It’s Beyond Our Control
hey once toured with Coldplay, you know. And appeared on the cover of the New Musical Express. Their 1999 debut long-player Bon Chic Bon Genre was a genuinely idiosyncratic oddity— though in a relatively similar vein to skunk-rockers the Regular Fries and Lo-Fidelity Allstars—crossing Mondays grooves with Gallagher sneer, all topped with loony front man Pete Voss’ stream-of-consciousness wordplay. At least half of it sounded like one of the decade’s silliest records—indie-dance’s very own Spinal Tap, complete with rickety drumming and pretentious blather. The group liked to combine their love of extended guitar wig-outs, cycling and A Clockwork Orange, a mixture that repelled more than it intrigued.
Amid the nonsense, though, there were a handful of dazzlingly accomplished and confident tracks. The insidious grooves on “Sauntry Sly Chic” and “To Lose la Trek” showed that the early buzz around the band was not without precedent.
The album’s reviews were mixed, but the public refused to distinguish between the group’s strengths and weaknesses—instead opting to ignore Campag altogether. The band disappeared (seemingly without a trace)—abandoned even by their initially enthusiastic followers, joining the likes of Terris and Gay Dad on the scrap heap.

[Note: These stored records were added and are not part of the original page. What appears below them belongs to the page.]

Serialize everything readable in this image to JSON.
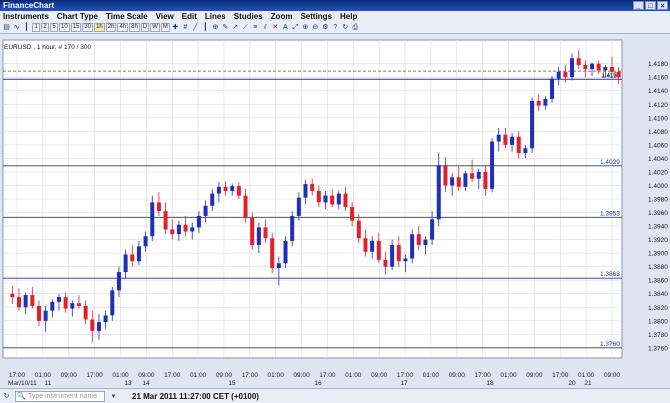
{
  "app": {
    "title": "FinanceChart"
  },
  "menu": [
    "Instruments",
    "Chart Type",
    "Time Scale",
    "View",
    "Edit",
    "Lines",
    "Studies",
    "Zoom",
    "Settings",
    "Help"
  ],
  "toolbar": {
    "timeframes": [
      "1",
      "2",
      "5",
      "10",
      "15",
      "30",
      "1h",
      "2h",
      "4h",
      "8h",
      "D",
      "W",
      "M"
    ],
    "selected": "1h",
    "icon_names": [
      "crosshair-icon",
      "hash-icon",
      "line-icon",
      "bar-icon",
      "zoom-icon",
      "draw-icon",
      "arrow-icon",
      "trend-icon",
      "fib-icon",
      "channel-icon",
      "delete-icon",
      "text-icon",
      "fit-icon",
      "zoom-in-icon",
      "zoom-out-icon",
      "settings-icon",
      "help-icon",
      "refresh-icon",
      "print-icon"
    ]
  },
  "chart": {
    "header": "EURUSD , 1 hour, # 170 / 300",
    "colors": {
      "up": "#1f2fb8",
      "down": "#e0202a",
      "hline": "#2b2fa8",
      "grid": "#d9dbe2",
      "bg": "#ffffff"
    }
  },
  "chart_data": {
    "type": "candlestick",
    "title": "EURUSD , 1 hour, # 170 / 300",
    "ylim": [
      1.3745,
      1.4215
    ],
    "y_ticks": [
      "1.4180",
      "1.4160",
      "1.4140",
      "1.4120",
      "1.4100",
      "1.4080",
      "1.4060",
      "1.4040",
      "1.4020",
      "1.4000",
      "1.3980",
      "1.3960",
      "1.3940",
      "1.3920",
      "1.3900",
      "1.3880",
      "1.3860",
      "1.3840",
      "1.3820",
      "1.3800",
      "1.3780",
      "1.3760"
    ],
    "x_ticks": [
      "17:00",
      "01:00",
      "09:00",
      "17:00",
      "01:00",
      "09:00",
      "17:00",
      "01:00",
      "09:00",
      "17:00",
      "01:00",
      "09:00",
      "17:00",
      "01:00",
      "09:00",
      "17:00",
      "01:00",
      "09:00",
      "17:00",
      "01:00",
      "09:00",
      "17:00",
      "01:00",
      "09:00"
    ],
    "day_labels": [
      "Mar/10/11",
      "11",
      "13",
      "14",
      "15",
      "16",
      "17",
      "18",
      "20",
      "21"
    ],
    "levels": [
      {
        "label": "1.4029",
        "value": 1.4029
      },
      {
        "label": "1.3953",
        "value": 1.3953
      },
      {
        "label": "1.3863",
        "value": 1.3863
      },
      {
        "label": "1.3760",
        "value": 1.376
      }
    ],
    "current_line": {
      "label": "1.4157",
      "value": 1.4157
    },
    "price_label": {
      "label": "1.4159",
      "value": 1.4169
    },
    "candles": [
      [
        1.384,
        1.3852,
        1.3825,
        1.3835
      ],
      [
        1.3835,
        1.3848,
        1.3815,
        1.382
      ],
      [
        1.382,
        1.3842,
        1.381,
        1.3838
      ],
      [
        1.3838,
        1.385,
        1.3818,
        1.3822
      ],
      [
        1.3822,
        1.383,
        1.3792,
        1.38
      ],
      [
        1.38,
        1.3822,
        1.3784,
        1.3815
      ],
      [
        1.3815,
        1.3832,
        1.3805,
        1.3828
      ],
      [
        1.3828,
        1.384,
        1.3815,
        1.3835
      ],
      [
        1.3835,
        1.3842,
        1.3812,
        1.3818
      ],
      [
        1.3818,
        1.383,
        1.3806,
        1.3826
      ],
      [
        1.3826,
        1.3838,
        1.3818,
        1.3822
      ],
      [
        1.3822,
        1.383,
        1.3795,
        1.3802
      ],
      [
        1.3802,
        1.3815,
        1.3768,
        1.3785
      ],
      [
        1.3785,
        1.381,
        1.3772,
        1.3798
      ],
      [
        1.3798,
        1.3815,
        1.3788,
        1.3808
      ],
      [
        1.3808,
        1.385,
        1.38,
        1.3845
      ],
      [
        1.3845,
        1.388,
        1.3835,
        1.3872
      ],
      [
        1.3872,
        1.3905,
        1.3862,
        1.3898
      ],
      [
        1.3898,
        1.3912,
        1.388,
        1.3888
      ],
      [
        1.3888,
        1.3918,
        1.3882,
        1.391
      ],
      [
        1.391,
        1.3932,
        1.3902,
        1.3925
      ],
      [
        1.3925,
        1.3985,
        1.3918,
        1.3975
      ],
      [
        1.3975,
        1.399,
        1.3955,
        1.3962
      ],
      [
        1.3962,
        1.3975,
        1.3928,
        1.3935
      ],
      [
        1.3935,
        1.395,
        1.392,
        1.3928
      ],
      [
        1.3928,
        1.3948,
        1.3918,
        1.3942
      ],
      [
        1.3942,
        1.3955,
        1.3925,
        1.3932
      ],
      [
        1.3932,
        1.3945,
        1.392,
        1.3938
      ],
      [
        1.3938,
        1.3962,
        1.393,
        1.3955
      ],
      [
        1.3955,
        1.3978,
        1.3945,
        1.397
      ],
      [
        1.397,
        1.3995,
        1.3962,
        1.3988
      ],
      [
        1.3988,
        1.4005,
        1.3975,
        1.3998
      ],
      [
        1.3998,
        1.4006,
        1.3985,
        1.3992
      ],
      [
        1.3992,
        1.4003,
        1.3985,
        1.3999
      ],
      [
        1.3999,
        1.4005,
        1.398,
        1.3985
      ],
      [
        1.3985,
        1.3995,
        1.3945,
        1.3952
      ],
      [
        1.3952,
        1.396,
        1.3905,
        1.3912
      ],
      [
        1.3912,
        1.3945,
        1.39,
        1.3938
      ],
      [
        1.3938,
        1.395,
        1.3915,
        1.3922
      ],
      [
        1.3922,
        1.393,
        1.387,
        1.3878
      ],
      [
        1.3878,
        1.3895,
        1.3852,
        1.3885
      ],
      [
        1.3885,
        1.3925,
        1.3878,
        1.3918
      ],
      [
        1.3918,
        1.3962,
        1.391,
        1.3955
      ],
      [
        1.3955,
        1.399,
        1.3948,
        1.3982
      ],
      [
        1.3982,
        1.4008,
        1.3972,
        1.4002
      ],
      [
        1.4002,
        1.401,
        1.3985,
        1.3992
      ],
      [
        1.3992,
        1.4,
        1.3968,
        1.3975
      ],
      [
        1.3975,
        1.3992,
        1.3965,
        1.3985
      ],
      [
        1.3985,
        1.3995,
        1.3968,
        1.3972
      ],
      [
        1.3972,
        1.3992,
        1.3965,
        1.3988
      ],
      [
        1.3988,
        1.3998,
        1.3962,
        1.3968
      ],
      [
        1.3968,
        1.3975,
        1.394,
        1.3948
      ],
      [
        1.3948,
        1.3958,
        1.3915,
        1.3922
      ],
      [
        1.3922,
        1.3935,
        1.3895,
        1.3902
      ],
      [
        1.3902,
        1.3925,
        1.3892,
        1.3918
      ],
      [
        1.3918,
        1.393,
        1.3885,
        1.389
      ],
      [
        1.389,
        1.3902,
        1.3868,
        1.388
      ],
      [
        1.388,
        1.392,
        1.3875,
        1.3912
      ],
      [
        1.3912,
        1.3925,
        1.388,
        1.3888
      ],
      [
        1.3888,
        1.3898,
        1.3872,
        1.3892
      ],
      [
        1.3892,
        1.3935,
        1.3885,
        1.3928
      ],
      [
        1.3928,
        1.394,
        1.3905,
        1.3912
      ],
      [
        1.3912,
        1.3925,
        1.3898,
        1.392
      ],
      [
        1.392,
        1.3962,
        1.3912,
        1.395
      ],
      [
        1.395,
        1.4048,
        1.394,
        1.403
      ],
      [
        1.403,
        1.4042,
        1.399,
        1.4
      ],
      [
        1.4,
        1.4018,
        1.3985,
        1.4012
      ],
      [
        1.4012,
        1.4028,
        1.3992,
        1.3998
      ],
      [
        1.3998,
        1.4022,
        1.3992,
        1.4018
      ],
      [
        1.4018,
        1.4038,
        1.4005,
        1.401
      ],
      [
        1.401,
        1.4025,
        1.3995,
        1.402
      ],
      [
        1.402,
        1.403,
        1.3985,
        1.3995
      ],
      [
        1.3995,
        1.407,
        1.399,
        1.4065
      ],
      [
        1.4065,
        1.4085,
        1.405,
        1.4075
      ],
      [
        1.4075,
        1.4085,
        1.4055,
        1.406
      ],
      [
        1.406,
        1.4078,
        1.405,
        1.4072
      ],
      [
        1.4072,
        1.408,
        1.404,
        1.4048
      ],
      [
        1.4048,
        1.406,
        1.404,
        1.4055
      ],
      [
        1.4055,
        1.413,
        1.4048,
        1.4125
      ],
      [
        1.4125,
        1.4135,
        1.411,
        1.4118
      ],
      [
        1.4118,
        1.4132,
        1.4112,
        1.4128
      ],
      [
        1.4128,
        1.4162,
        1.4122,
        1.4158
      ],
      [
        1.4158,
        1.4175,
        1.4148,
        1.4168
      ],
      [
        1.4168,
        1.4178,
        1.4152,
        1.416
      ],
      [
        1.416,
        1.4195,
        1.4155,
        1.4188
      ],
      [
        1.4188,
        1.42,
        1.4172,
        1.4178
      ],
      [
        1.4178,
        1.4185,
        1.416,
        1.4172
      ],
      [
        1.4172,
        1.4182,
        1.4162,
        1.418
      ],
      [
        1.418,
        1.4185,
        1.4165,
        1.417
      ],
      [
        1.417,
        1.4178,
        1.416,
        1.4175
      ],
      [
        1.4175,
        1.419,
        1.4165,
        1.4168
      ],
      [
        1.4168,
        1.4175,
        1.415,
        1.416
      ]
    ]
  },
  "status": {
    "search_placeholder": "Type instrument name",
    "datetime": "21 Mar 2011 11:27:00  CET (+0100)"
  }
}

Why would anyone release a Campag Velocet record at this point in time? They were a joke band whose punch line had been delivered at the start of the decade. Do we really need a second attempt? Regardless of whether we want or need a follow-up, it has arrived. And, surprise, it’s excellent. Of course there is not going to be great public interest in this record, but those who care enough to listen again will be pleasantly surprised. The group is making the most of their second chance—the silliness is kept to a minimum, and there is a tightness (particularly in the rhythm section) that was absent the first time out.
A cursory listen to opener “Instinct-Tension” will (hopefully) be enough to convince skeptics that Campag mean business. A squealing burst of garage rock, Voss’ half-rapping, half-singing is more focused and deadpan than before, yet retains a distinct comic quality. A storming start, but the group manages to keep the momentum going throughout.
Highlights come thick and fast. “Motown Clic” finds Voss in uncharacteristically direct and pensive lyrical form (“I’ve been around / Knocked down / Now I’m back again”) over a melancholy guitar figure. Comeback single “Vindictive Disco” is bracingly melodic—some sweet harmonies on the chorus, counter-pointed by Voss’ gruff delivery. “Metro Boulot Dodo” is charming and elegant—a mid-paced groove focused around a relaxed guitar riff. The only cringe-worthy moment, in fact, comes courtesy of “Me And A Foe”s naff wordplay (“Are we moronic? / Or are we more on it?”).
But it’s a minor blip. Campag’s return is a triumph, and it’s surprising how good it is to have them back. If Chris Martin is eager to perform more charitable acts, he should bring these boys back on tour with him. Campag live at Wembley—it may happen yet.